A federal appeals court Friday ruled that Ed Sheeran‘s 2014 song ‘Thinking Out Loud‘ did not infringe on the copyright of Marvin Gaye’s classic ‘Let’s Get It On.’
In a 28-page decision, a three-judge panel from the US Court of Appeals for the 2nd Circuit in New York affirmed a lower court’s ruling that the songwriting copyright in ‘Let’s Get It On’ (1973) was limited to the skeletal sheet music that the song’s publishers had deposited with the US Copyright Office. Additional musical elements in the song’s recording – including guitar and drum parts, and its distinctive bass line – were therefore not protected by copyright, the judges found.
They rejected arguments from Structured Asset Sales, a music investment company that owns an 11.1% interest in ‘Let’s Get It On,’ that the song’s four-chord pattern was original enough to have a copyright. Not only is it commonplace in many songs, the judges said, but the chords’ “selection and arrangement” in a syncopated pattern was also not original.

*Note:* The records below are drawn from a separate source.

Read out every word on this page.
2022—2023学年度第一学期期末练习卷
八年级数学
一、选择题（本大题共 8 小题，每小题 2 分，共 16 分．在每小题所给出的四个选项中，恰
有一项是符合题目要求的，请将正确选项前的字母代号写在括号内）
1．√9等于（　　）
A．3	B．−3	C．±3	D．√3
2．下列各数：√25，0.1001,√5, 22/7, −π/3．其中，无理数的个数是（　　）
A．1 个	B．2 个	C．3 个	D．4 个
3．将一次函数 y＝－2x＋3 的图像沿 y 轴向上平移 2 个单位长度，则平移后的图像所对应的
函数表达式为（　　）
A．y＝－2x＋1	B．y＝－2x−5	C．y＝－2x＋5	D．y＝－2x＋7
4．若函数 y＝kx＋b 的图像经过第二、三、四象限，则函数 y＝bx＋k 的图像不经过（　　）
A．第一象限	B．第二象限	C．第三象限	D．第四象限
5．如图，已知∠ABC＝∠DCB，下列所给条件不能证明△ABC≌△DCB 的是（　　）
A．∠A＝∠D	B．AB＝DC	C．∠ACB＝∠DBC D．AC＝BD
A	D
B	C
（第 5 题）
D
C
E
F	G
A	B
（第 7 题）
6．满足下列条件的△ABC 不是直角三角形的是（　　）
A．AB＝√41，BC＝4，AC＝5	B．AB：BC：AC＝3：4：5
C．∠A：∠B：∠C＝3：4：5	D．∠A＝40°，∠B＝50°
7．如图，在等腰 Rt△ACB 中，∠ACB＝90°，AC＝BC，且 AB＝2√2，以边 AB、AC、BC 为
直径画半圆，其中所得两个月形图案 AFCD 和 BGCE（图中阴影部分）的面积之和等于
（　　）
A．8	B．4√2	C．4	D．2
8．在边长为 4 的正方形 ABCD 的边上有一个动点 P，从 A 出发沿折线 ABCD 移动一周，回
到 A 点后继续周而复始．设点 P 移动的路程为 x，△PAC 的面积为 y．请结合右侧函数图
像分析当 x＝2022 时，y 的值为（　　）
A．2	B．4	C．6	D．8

The appeal was being watched by copyright scholars, who have said the “deposit copy” rule, which limits protection for older works to what was written down, rather than what was recorded in a studio, had become out of step with how music has been made in the modern era. The rule was established by the 1909 Copyright Act.
A key dispute had been whether the “scope” of the copyright in ‘Let’s Get It On’ – exactly which parts of the song were protected by law – was defined by its written deposit copy or whether jurors could also consider additional elements from Gaye’s recording. The district judge, citing a similar case involving Led Zeppelin’s ‘Stairway to Heaven,’ ruled that only the written notes on the deposit copy were part of the copyright. Lawyers for Sheeran argued that the syncopated chord pattern of ‘Thinking Out Loud’ predated ‘Let’s Get It On’ and was generic enough not to be protected by copyright.
As the commercial recording of ‘Let’s Get It On’ could not be played at trial, jurors heard an electronic “realisation” of the tune with robotic voice.